Ago 2026 · 6 min
Afinal, o que é neurose?
Um convite para olhar a neurose como forma de se organizar diante da vida.

Falar sobre neurose é, antes de tudo, falar sobre saúde.
Existe em nós uma capacidade espontânea de entrar em contato com o mundo, perceber o que precisamos e encontrar maneiras criativas de responder ao que a vida apresenta. Somos afetados pelo ambiente, algo emerge em nós e nos movimentamos em direção àquilo que pode nos nutrir.
Nem sempre é simples. Mas, quando há fluidez, podemos nos ajustar às circunstâncias sem perder o contato com aquilo que sentimos e necessitamos.
Entretanto, há momentos em que aquilo que emerge em nós encontra uma barreira.
Talvez não tenha sido possível dizer não. Talvez expressar raiva tenha trazido rejeição. Talvez pedir carinho tenha parecido perigoso. Talvez fosse preciso ser forte quando, por dentro, havia medo.
Nessas situações, resistir pode ser uma forma de proteção.
A criança que aprende que chorar incomoda pode aprender a engolir o choro. Quem percebe que contrariar o outro ameaça o vínculo pode aprender a concordar. Quem não encontra espaço para sua raiva pode voltar essa energia contra si.
Essas formas de se proteger não surgem por acaso. Em algum momento, fizeram sentido.
O problema aparece quando a situação muda, mas a proteção permanece.
Aquilo que um dia foi uma saída pode, com o tempo, transformar-se em uma prisão.
Imagine um prédio pegando fogo. Se, naquele momento, você estiver com fome, cansada, precisando de carinho ou com vontade de ir ao banheiro, provavelmente tudo isso ficará em segundo plano. Diante do perigo, o organismo se organiza para sobreviver.
Mas imagine que, depois de muito tempo, o corpo continue vivendo como se todos os lugares estivessem pegando fogo.
É assim que podemos compreender, de maneira simples, o funcionamento neurótico: uma forma de ajustamento que um dia foi necessária, mas que se tornou rígida.
Passamos a interromper aquilo que sentimos antes mesmo de reconhecer que estamos sentindo. Contemos o desejo, a raiva, a tristeza, a alegria. Aprendemos a não precisar, a não incomodar, a controlar, a agradar.
Até que, algumas vezes, já não sabemos muito bem o que queremos.
O caminho para maleabilizar toda essa rigidez é se perguntar: “Do que eu precisei me proteger para aprender a viver assim?” “O que preciso agora?”
Essa pergunta abre outra possibilidade.
Ao longo do processo terapêutico, podemos perceber como interrompemos nosso contato com o mundo e conosco mesmos. Podemos reconhecer aquilo que colocamos no outro, aquilo que engolimos, aquilo que voltamos contra nós e aquilo que tentamos controlar.
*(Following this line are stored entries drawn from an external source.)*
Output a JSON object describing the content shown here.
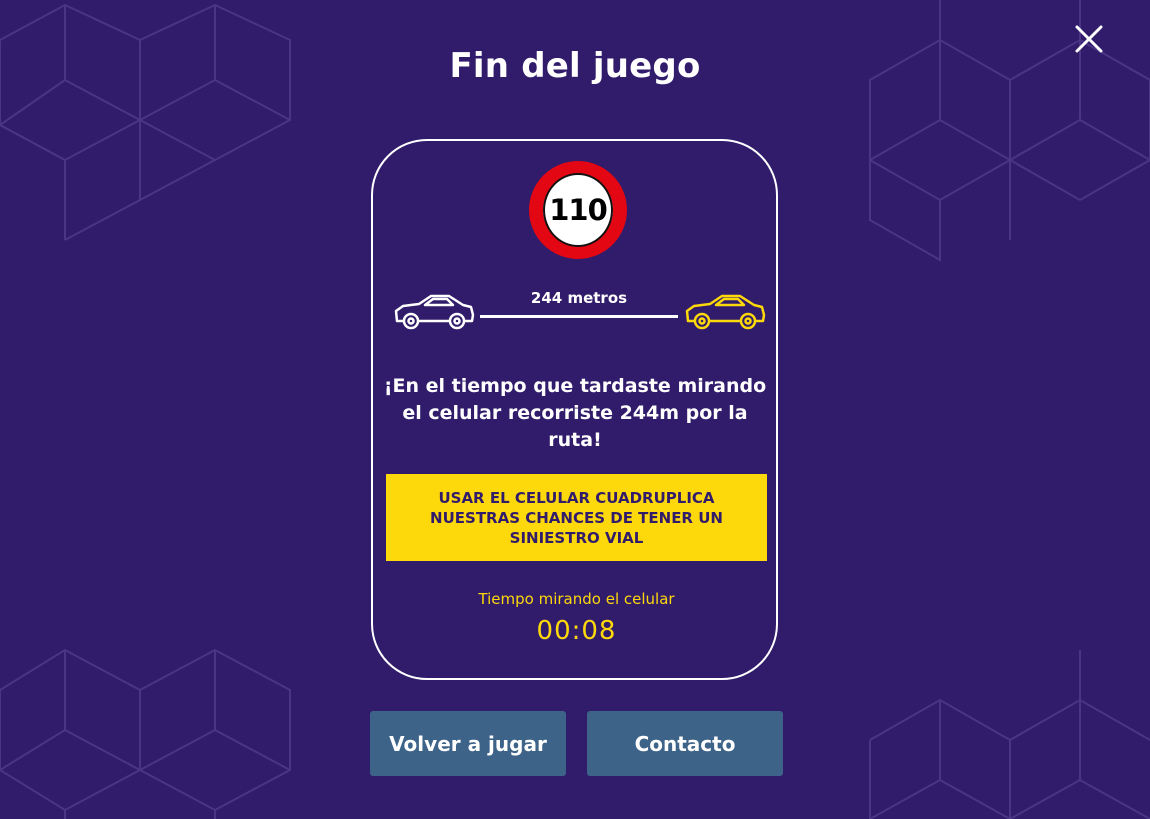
{
  "header": {
    "title": "Fin del juego"
  },
  "speed_sign": {
    "limit": "110",
    "border_color": "#e30613"
  },
  "distance": {
    "label": "244 metros"
  },
  "message": "¡En el tiempo que tardaste mirando el celular recorriste 244m por la ruta!",
  "warning": "USAR EL CELULAR CUADRUPLICA NUESTRAS CHANCES DE TENER UN SINIESTRO VIAL",
  "timer": {
    "label": "Tiempo mirando el celular",
    "value": "00:08"
  },
  "buttons": {
    "replay_label": "Volver a jugar",
    "contact_label": "Contacto"
  },
  "colors": {
    "background": "#311b6b",
    "accent_yellow": "#fdd80b",
    "button": "#3e6389"
  },
  "icons": {
    "close": "close-icon",
    "own_car": "car-outline-white-icon",
    "other_car": "car-outline-yellow-icon"
  }
}
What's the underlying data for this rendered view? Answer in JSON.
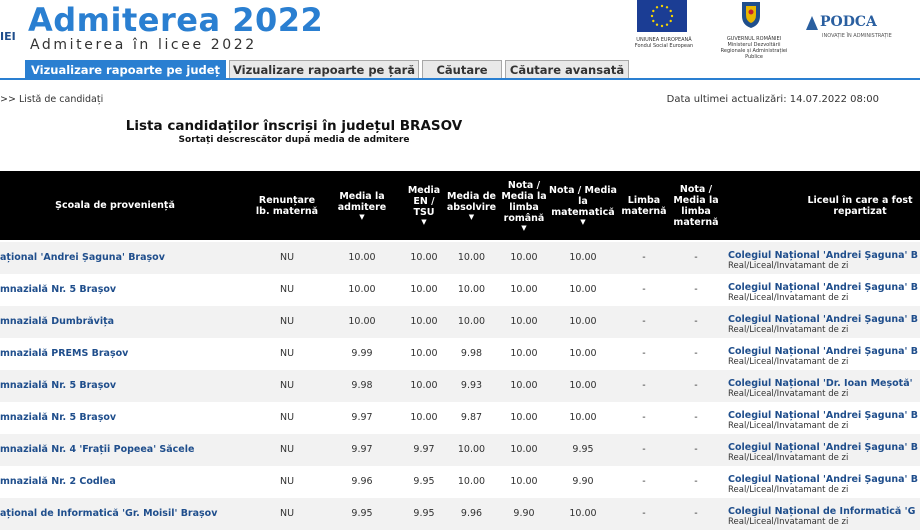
{
  "header": {
    "left_stub": "IEI",
    "title": "Admiterea 2022",
    "subtitle": "Admiterea în licee 2022",
    "eu_caption": "UNIUNEA EUROPEANĂ Fondul Social European",
    "gov_caption": "GUVERNUL ROMÂNIEI Ministerul Dezvoltării Regionale și Administrației Publice",
    "podca_label": "PODCA",
    "podca_tagline": "INOVAȚIE ÎN ADMINISTRAȚIE"
  },
  "tabs": [
    {
      "label": "Vizualizare rapoarte pe județ",
      "active": true
    },
    {
      "label": "Vizualizare rapoarte pe țară",
      "active": false
    },
    {
      "label": "Căutare",
      "active": false
    },
    {
      "label": "Căutare avansată",
      "active": false
    }
  ],
  "breadcrumb": ">> Listă de candidați",
  "last_update": "Data ultimei actualizări: 14.07.2022 08:00",
  "list_title": "Lista candidaților înscriși în județul BRASOV",
  "list_subtitle": "Sortați descrescător după media de admitere",
  "columns": {
    "school": "Școala de proveniență",
    "renuntare": "Renunțare lb. maternă",
    "media_admitere": "Media la admitere",
    "media_en": "Media EN / TSU",
    "media_absolvire": "Media de absolvire",
    "nota_romana": "Nota / Media la limba română",
    "nota_mate": "Nota / Media la matematică",
    "limba_materna": "Limba maternă",
    "nota_materna": "Nota / Media la limba maternă",
    "liceu": "Liceul în care a fost repartizat"
  },
  "rows": [
    {
      "school": "ațional 'Andrei Șaguna' Brașov",
      "renuntare": "NU",
      "admitere": "10.00",
      "en": "10.00",
      "absolvire": "10.00",
      "romana": "10.00",
      "mate": "10.00",
      "limba": "-",
      "nota_lm": "-",
      "liceu": "Colegiul Național 'Andrei Șaguna' B",
      "profil": "Real/Liceal/Invatamant de zi"
    },
    {
      "school": "mnazială Nr. 5 Brașov",
      "renuntare": "NU",
      "admitere": "10.00",
      "en": "10.00",
      "absolvire": "10.00",
      "romana": "10.00",
      "mate": "10.00",
      "limba": "-",
      "nota_lm": "-",
      "liceu": "Colegiul Național 'Andrei Șaguna' B",
      "profil": "Real/Liceal/Invatamant de zi"
    },
    {
      "school": "mnazială Dumbrăvița",
      "renuntare": "NU",
      "admitere": "10.00",
      "en": "10.00",
      "absolvire": "10.00",
      "romana": "10.00",
      "mate": "10.00",
      "limba": "-",
      "nota_lm": "-",
      "liceu": "Colegiul Național 'Andrei Șaguna' B",
      "profil": "Real/Liceal/Invatamant de zi"
    },
    {
      "school": "mnazială PREMS Brașov",
      "renuntare": "NU",
      "admitere": "9.99",
      "en": "10.00",
      "absolvire": "9.98",
      "romana": "10.00",
      "mate": "10.00",
      "limba": "-",
      "nota_lm": "-",
      "liceu": "Colegiul Național 'Andrei Șaguna' B",
      "profil": "Real/Liceal/Invatamant de zi"
    },
    {
      "school": "mnazială Nr. 5 Brașov",
      "renuntare": "NU",
      "admitere": "9.98",
      "en": "10.00",
      "absolvire": "9.93",
      "romana": "10.00",
      "mate": "10.00",
      "limba": "-",
      "nota_lm": "-",
      "liceu": "Colegiul Național 'Dr. Ioan Meșotă'",
      "profil": "Real/Liceal/Invatamant de zi"
    },
    {
      "school": "mnazială Nr. 5 Brașov",
      "renuntare": "NU",
      "admitere": "9.97",
      "en": "10.00",
      "absolvire": "9.87",
      "romana": "10.00",
      "mate": "10.00",
      "limba": "-",
      "nota_lm": "-",
      "liceu": "Colegiul Național 'Andrei Șaguna' B",
      "profil": "Real/Liceal/Invatamant de zi"
    },
    {
      "school": "mnazială Nr. 4 'Frații Popeea' Săcele",
      "renuntare": "NU",
      "admitere": "9.97",
      "en": "9.97",
      "absolvire": "10.00",
      "romana": "10.00",
      "mate": "9.95",
      "limba": "-",
      "nota_lm": "-",
      "liceu": "Colegiul Național 'Andrei Șaguna' B",
      "profil": "Real/Liceal/Invatamant de zi"
    },
    {
      "school": "mnazială Nr. 2 Codlea",
      "renuntare": "NU",
      "admitere": "9.96",
      "en": "9.95",
      "absolvire": "10.00",
      "romana": "10.00",
      "mate": "9.90",
      "limba": "-",
      "nota_lm": "-",
      "liceu": "Colegiul Național 'Andrei Șaguna' B",
      "profil": "Real/Liceal/Invatamant de zi"
    },
    {
      "school": "ațional de Informatică 'Gr. Moisil' Brașov",
      "renuntare": "NU",
      "admitere": "9.95",
      "en": "9.95",
      "absolvire": "9.96",
      "romana": "9.90",
      "mate": "10.00",
      "limba": "-",
      "nota_lm": "-",
      "liceu": "Colegiul Național de Informatică 'G",
      "profil": "Real/Liceal/Invatamant de zi"
    }
  ]
}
E isso também aparece no corpo.
O cansaço que chega sem que saibamos de onde. O nó na garganta quando queremos dizer alguma coisa. Tensões musculares que geram dor. Dificuldade de relaxar. O corpo muitas vezes continua contando histórias que a consciência ainda não conseguiu nomear.
Por isso, olhar para a neurose é também voltar a escutar o corpo, as emoções, os desejos e os movimentos que foram interrompidos.
Não para arrancar nossas defesas, mas para compreendê-las.
Afinal, elas fizeram parte da nossa maneira possível de sobreviver, pertencer e seguir adiante.
Talvez o trabalho terapêutico seja criar espaço para perceber que o que um dia nos protegeu não precisa, necessariamente, continuar nos limitando.
E, pouco a pouco, recuperar a liberdade de sentir, escolher e responder ao que a vida nos apresenta hoje.